The Crash That Shook Trust
Latest Update
Bloomberg reported that Hyperliquid processed over $10 billion of the $19 billion in liquidations while Binance suffered outages and refunded users. The DEX maintained 100% uptime, proving its resilience during extreme volatility.
Background Context
Bitwise CIO Matt Hougan noted that blockchains “passed the stress test,” highlighting that DeFi venues like Hyperliquid, Uniswap, and Aave stayed operational while Binance had to compensate the traders. His conclusion: decentralization preserved market integrity as leveraged traders collapsed.

Dune data shows Binance dominates spot volume, while Hyperliquid’s share remains under 10% despite steady growth through mid-2025. The same trust gap that surfaced during the crash soon reappeared in a different form — the listing fee debate.

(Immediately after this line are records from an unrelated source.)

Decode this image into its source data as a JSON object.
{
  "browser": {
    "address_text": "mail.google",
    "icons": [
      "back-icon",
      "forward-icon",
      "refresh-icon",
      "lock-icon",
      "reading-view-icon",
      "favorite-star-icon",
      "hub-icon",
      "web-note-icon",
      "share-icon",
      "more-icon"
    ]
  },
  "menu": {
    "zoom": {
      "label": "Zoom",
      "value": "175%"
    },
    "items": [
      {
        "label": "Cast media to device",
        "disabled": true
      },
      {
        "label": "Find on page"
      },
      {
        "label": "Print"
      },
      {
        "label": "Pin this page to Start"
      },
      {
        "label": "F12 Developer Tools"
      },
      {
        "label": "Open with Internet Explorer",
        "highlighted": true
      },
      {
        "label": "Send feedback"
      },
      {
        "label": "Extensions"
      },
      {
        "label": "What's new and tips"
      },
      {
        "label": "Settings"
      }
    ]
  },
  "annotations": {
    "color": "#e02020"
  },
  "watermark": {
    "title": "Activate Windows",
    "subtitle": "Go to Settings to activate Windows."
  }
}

Binance Faces the Listing Backlash
Deeper Analysis
Limitless Labs’ CEO alleged that Binance demanded 9% of the token supply and multimillion-dollar deposits for listings. Binance denied it, citing refundable deposits, and defended its Alpha program. The fairness debate erupted as CEX trust hit new lows.
Behind the Scenes
CZ argued exchanges follow different models and said, “If you dislike fees, build your own zero-fee platform.” Hyperliquid replied that on its network, “there is no listing fee, department, or gatekeepers.” Spot deployment is permissionless: any project can launch a token by paying gas in HYPE and earn up to half of trading fees on their pairs.

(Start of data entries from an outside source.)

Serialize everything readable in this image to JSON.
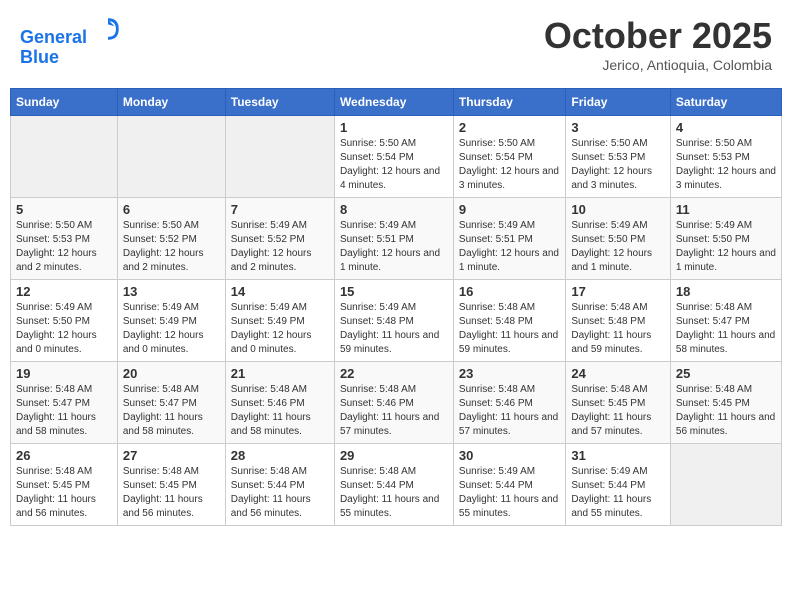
{
  "header": {
    "logo_line1": "General",
    "logo_line2": "Blue",
    "month_title": "October 2025",
    "subtitle": "Jerico, Antioquia, Colombia"
  },
  "weekdays": [
    "Sunday",
    "Monday",
    "Tuesday",
    "Wednesday",
    "Thursday",
    "Friday",
    "Saturday"
  ],
  "weeks": [
    [
      {
        "day": "",
        "empty": true
      },
      {
        "day": "",
        "empty": true
      },
      {
        "day": "",
        "empty": true
      },
      {
        "day": "1",
        "sunrise": "5:50 AM",
        "sunset": "5:54 PM",
        "daylight": "12 hours and 4 minutes."
      },
      {
        "day": "2",
        "sunrise": "5:50 AM",
        "sunset": "5:54 PM",
        "daylight": "12 hours and 3 minutes."
      },
      {
        "day": "3",
        "sunrise": "5:50 AM",
        "sunset": "5:53 PM",
        "daylight": "12 hours and 3 minutes."
      },
      {
        "day": "4",
        "sunrise": "5:50 AM",
        "sunset": "5:53 PM",
        "daylight": "12 hours and 3 minutes."
      }
    ],
    [
      {
        "day": "5",
        "sunrise": "5:50 AM",
        "sunset": "5:53 PM",
        "daylight": "12 hours and 2 minutes."
      },
      {
        "day": "6",
        "sunrise": "5:50 AM",
        "sunset": "5:52 PM",
        "daylight": "12 hours and 2 minutes."
      },
      {
        "day": "7",
        "sunrise": "5:49 AM",
        "sunset": "5:52 PM",
        "daylight": "12 hours and 2 minutes."
      },
      {
        "day": "8",
        "sunrise": "5:49 AM",
        "sunset": "5:51 PM",
        "daylight": "12 hours and 1 minute."
      },
      {
        "day": "9",
        "sunrise": "5:49 AM",
        "sunset": "5:51 PM",
        "daylight": "12 hours and 1 minute."
      },
      {
        "day": "10",
        "sunrise": "5:49 AM",
        "sunset": "5:50 PM",
        "daylight": "12 hours and 1 minute."
      },
      {
        "day": "11",
        "sunrise": "5:49 AM",
        "sunset": "5:50 PM",
        "daylight": "12 hours and 1 minute."
      }
    ],
    [
      {
        "day": "12",
        "sunrise": "5:49 AM",
        "sunset": "5:50 PM",
        "daylight": "12 hours and 0 minutes."
      },
      {
        "day": "13",
        "sunrise": "5:49 AM",
        "sunset": "5:49 PM",
        "daylight": "12 hours and 0 minutes."
      },
      {
        "day": "14",
        "sunrise": "5:49 AM",
        "sunset": "5:49 PM",
        "daylight": "12 hours and 0 minutes."
      },
      {
        "day": "15",
        "sunrise": "5:49 AM",
        "sunset": "5:48 PM",
        "daylight": "11 hours and 59 minutes."
      },
      {
        "day": "16",
        "sunrise": "5:48 AM",
        "sunset": "5:48 PM",
        "daylight": "11 hours and 59 minutes."
      },
      {
        "day": "17",
        "sunrise": "5:48 AM",
        "sunset": "5:48 PM",
        "daylight": "11 hours and 59 minutes."
      },
      {
        "day": "18",
        "sunrise": "5:48 AM",
        "sunset": "5:47 PM",
        "daylight": "11 hours and 58 minutes."
      }
    ],
    [
      {
        "day": "19",
        "sunrise": "5:48 AM",
        "sunset": "5:47 PM",
        "daylight": "11 hours and 58 minutes."
      },
      {
        "day": "20",
        "sunrise": "5:48 AM",
        "sunset": "5:47 PM",
        "daylight": "11 hours and 58 minutes."
      },
      {
        "day": "21",
        "sunrise": "5:48 AM",
        "sunset": "5:46 PM",
        "daylight": "11 hours and 58 minutes."
      },
      {
        "day": "22",
        "sunrise": "5:48 AM",
        "sunset": "5:46 PM",
        "daylight": "11 hours and 57 minutes."
      },
      {
        "day": "23",
        "sunrise": "5:48 AM",
        "sunset": "5:46 PM",
        "daylight": "11 hours and 57 minutes."
      },
      {
        "day": "24",
        "sunrise": "5:48 AM",
        "sunset": "5:45 PM",
        "daylight": "11 hours and 57 minutes."
      },
      {
        "day": "25",
        "sunrise": "5:48 AM",
        "sunset": "5:45 PM",
        "daylight": "11 hours and 56 minutes."
      }
    ],
    [
      {
        "day": "26",
        "sunrise": "5:48 AM",
        "sunset": "5:45 PM",
        "daylight": "11 hours and 56 minutes."
      },
      {
        "day": "27",
        "sunrise": "5:48 AM",
        "sunset": "5:45 PM",
        "daylight": "11 hours and 56 minutes."
      },
      {
        "day": "28",
        "sunrise": "5:48 AM",
        "sunset": "5:44 PM",
        "daylight": "11 hours and 56 minutes."
      },
      {
        "day": "29",
        "sunrise": "5:48 AM",
        "sunset": "5:44 PM",
        "daylight": "11 hours and 55 minutes."
      },
      {
        "day": "30",
        "sunrise": "5:49 AM",
        "sunset": "5:44 PM",
        "daylight": "11 hours and 55 minutes."
      },
      {
        "day": "31",
        "sunrise": "5:49 AM",
        "sunset": "5:44 PM",
        "daylight": "11 hours and 55 minutes."
      },
      {
        "day": "",
        "empty": true
      }
    ]
  ]
}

DEX and AMM have already ensured free listing, exchange, and liquidity for any asset
— Hayden Adams 🦄 (@haydenzadams) October 15, 2025
If a project is willing to pay high listing fees it’s for marketing, not market structure
Proud of the role we played in making this a reality
Uniswap founder Hayden Adams argued that DEXs and AMMs already offer free listing and liquidity—if projects still pay CEX fees, it’s purely for marketing.

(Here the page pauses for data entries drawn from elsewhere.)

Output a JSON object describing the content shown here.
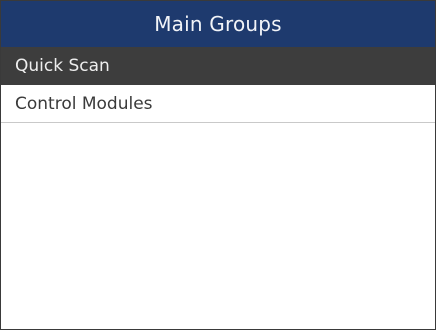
{
  "header": {
    "title": "Main Groups"
  },
  "menu": {
    "items": [
      {
        "label": "Quick Scan",
        "selected": true
      },
      {
        "label": "Control Modules",
        "selected": false
      }
    ]
  },
  "colors": {
    "header_background": "#1e3a6e",
    "selected_background": "#3d3d3d",
    "text": "#3a3a3a"
  }
}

Hyperliquid Emerges as the On-Chain Contender
Essential Facts
Platform | Sept 2025 Volume | Market Cap |
---|---|---|
Hyperliquid | ≈ $200 B | ≈ $13.2 B |
Aster | ≈ $20 B | ≈ $2.5 B |
dYdX | ≈ $7 B monthly | $1.5 T cumulative |
Looking Forward
VanEck confirmed Hyperliquid captured 35% of blockchain fee revenue in July. Circle added native USDC to the chain, and Eyenovia launched a validator and HYPE treasury. HIP-3 enabled permissionless perps, letting builders create futures markets for any asset.
Grayscale reported that DEXs have become price-competitive with CEXs, citing Hyperliquid as 2025’s breakout. It projects that DEXs could dominate the long tail of assets where transparency and community governance matter most.
Hyperliquid’s edge lies in efficiency. A ten-engineer team runs a venue rivaling Binance’s 7,000 staff and $500M marketing spend. The DEX turns savings into token value and liquidity rewards by cutting listing bureaucracy and ads. VanEck calls this “profit without marketing spend”—a moat no centralized player can copy.